The Chinese media was also surprised by Britain’s newfound ability for joy and national pride. “The majesty and the misery is what we have come to expect from the British,” said the South China Morning Post. “For 17 days, though, in the summer of 2012, it was far more majesty then misery.” The People’s Daily was less fawning though, raising concerns of an anti-Chinese bias from both crowds and judges that “is hard to explain as inadvertent missteps – it might be closer to the truth to see it as deliberate attacking and interference”.

The Sydney Herald’s “Oz vs Them-o-meter” may have looked badly judged as Team GB’s medal count rose, but the Aussies were generous in defeat: “London, you didn’t half do a decent job,” said the Sydney Morning Herald. “These Olympics had Sydney’s vibrancy, Athens’s panache, Beijing’s efficiency, and added British know-how and drollery.” Though one tabloid may have created an AusZealand medal table in protest at Team GB’s component countries, overall Australia was caught in the “incandescent glow over London today”.
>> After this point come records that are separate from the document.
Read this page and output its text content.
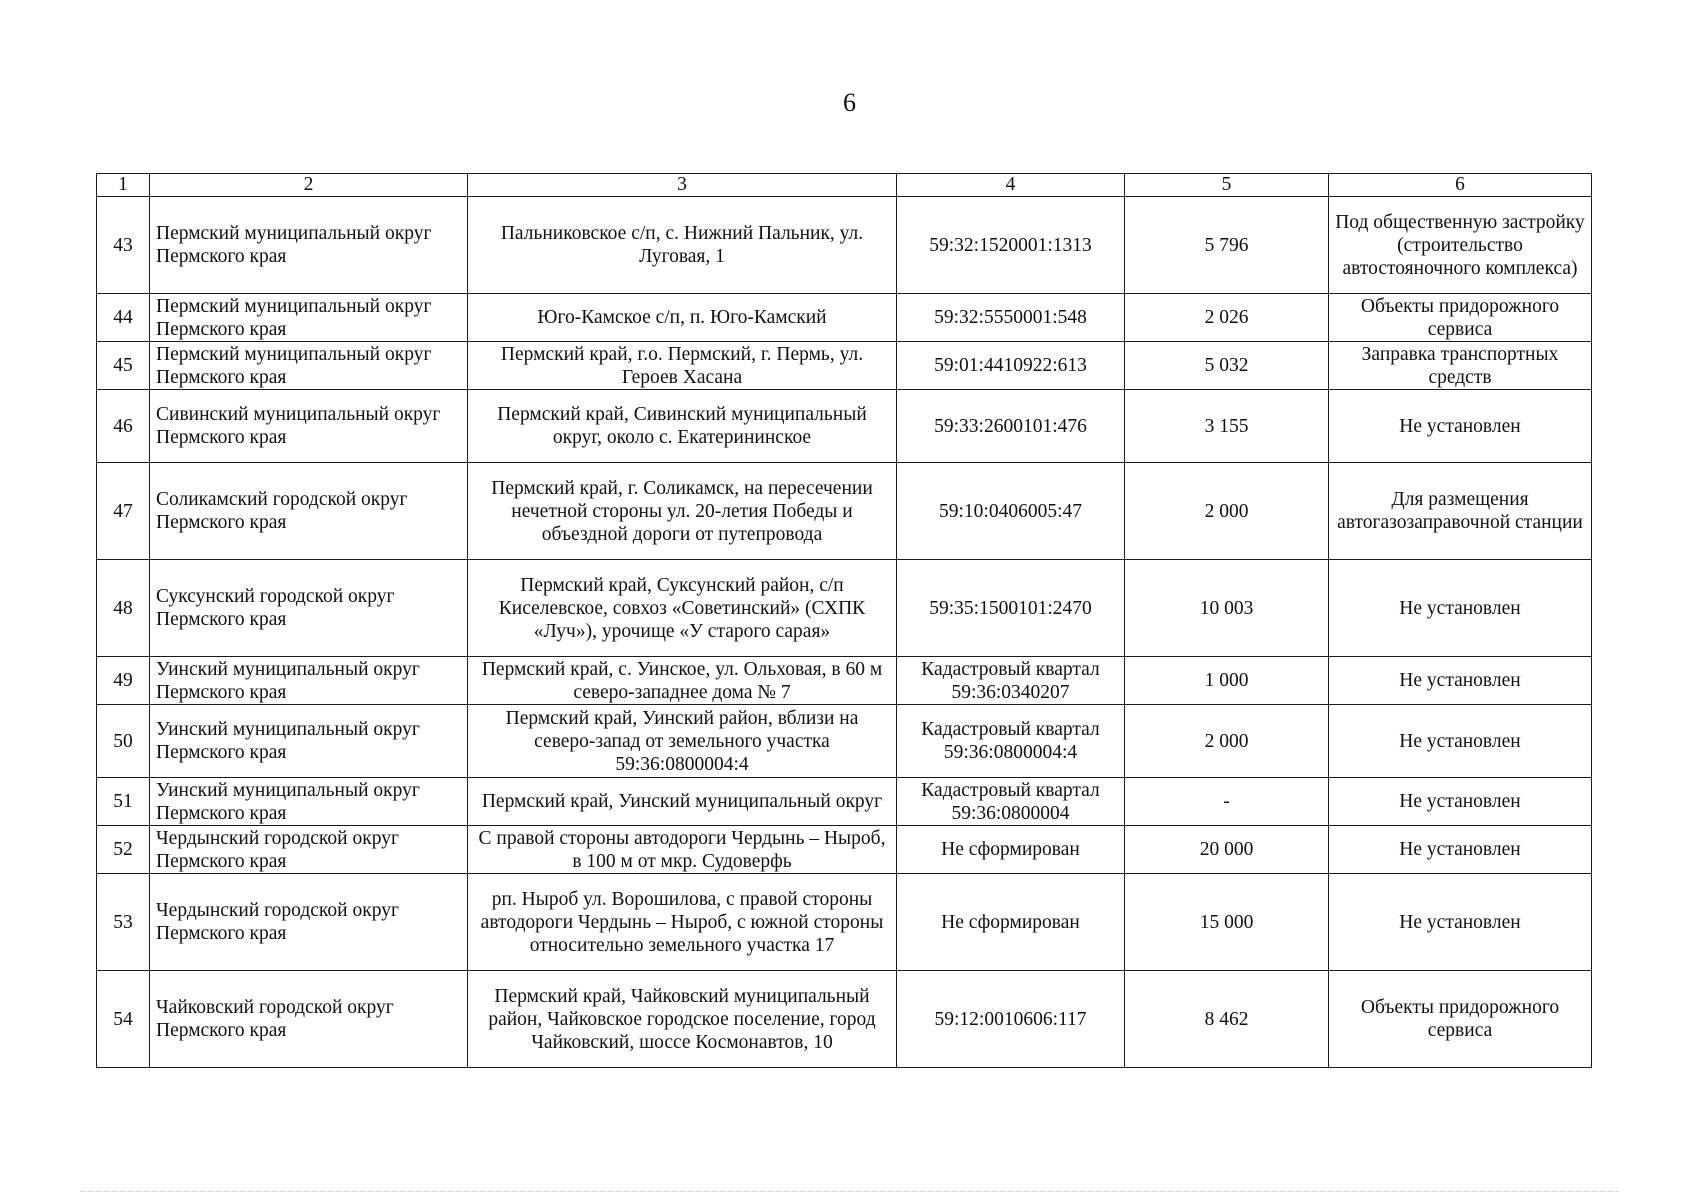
6
1	2	3	4	5	6
43	Пермский муниципальный округ Пермского края	Пальниковское с/п, с. Нижний Пальник, ул. Луговая, 1	59:32:1520001:1313	5 796	Под общественную застройку (строительство автостояночного комплекса)
44	Пермский муниципальный округ Пермского края	Юго-Камское с/п, п. Юго-Камский	59:32:5550001:548	2 026	Объекты придорожного сервиса
45	Пермский муниципальный округ Пермского края	Пермский край, г.о. Пермский, г. Пермь, ул. Героев Хасана	59:01:4410922:613	5 032	Заправка транспортных средств
46	Сивинский муниципальный округ Пермского края	Пермский край, Сивинский муниципальный округ, около с. Екатерининское	59:33:2600101:476	3 155	Не установлен
47	Соликамский городской округ Пермского края	Пермский край, г. Соликамск, на пересечении нечетной стороны ул. 20-летия Победы и объездной дороги от путепровода	59:10:0406005:47	2 000	Для размещения автогазозаправочной станции
48	Суксунский городской округ Пермского края	Пермский край, Суксунский район, с/п Киселевское, совхоз «Советинский» (СХПК «Луч»), урочище «У старого сарая»	59:35:1500101:2470	10 003	Не установлен
49	Уинский муниципальный округ Пермского края	Пермский край, с. Уинское, ул. Ольховая, в 60 м северо-западнее дома № 7	Кадастровый квартал 59:36:0340207	1 000	Не установлен
50	Уинский муниципальный округ Пермского края	Пермский край, Уинский район, вблизи на северо-запад от земельного участка 59:36:0800004:4	Кадастровый квартал 59:36:0800004:4	2 000	Не установлен
51	Уинский муниципальный округ Пермского края	Пермский край, Уинский муниципальный округ	Кадастровый квартал 59:36:0800004	-	Не установлен
52	Чердынский городской округ Пермского края	С правой стороны автодороги Чердынь – Ныроб, в 100 м от мкр. Судоверфь	Не сформирован	20 000	Не установлен
53	Чердынский городской округ Пермского края	рп. Ныроб ул. Ворошилова, с правой стороны автодороги Чердынь – Ныроб, с южной стороны относительно земельного участка 17	Не сформирован	15 000	Не установлен
54	Чайковский городской округ Пермского края	Пермский край, Чайковский муниципальный район, Чайковское городское поселение, город Чайковский, шоссе Космонавтов, 10	59:12:0010606:117	8 462	Объекты придорожного сервиса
After the “special and uniquely British demonstration of the Olympic spirit” that was the opening ceremony, it was down to business for the Danes, with the Copenhagen Post declaring “sea wars” on Team GB sailing legend Ben Ainslie as he took to the water to challenge rival Jonas Hoegh Christensen. Though it was silver for Denmark in Weymouth, Lasse Norman Hansen was the national hero after breaking Team GB’s domination of the velodrome and taking home gold in the Omnium. The country’s Crown Prince Frederik, meanwhile, floated the idea of a Games hosted jointly by Denmark, Sweden and Norway as a potential future bid.

“Mavic wheels or magic wheels?” asked L’Equipe, the day after Team GB cycling coach Dave Brailsford joked that “there’s no secret about our wheels: they’re round”. Cycling rivalry aside, Libération was impressed with London’s “carnival” spirit and the “wave of euphoria” in the capital. It was, however, less enamoured with Dutch domination of the beer supply – “Do not bother to look for a good English ale or lager, there is none” – possibly the first time the French have ever expressed a fondness for British cuisine.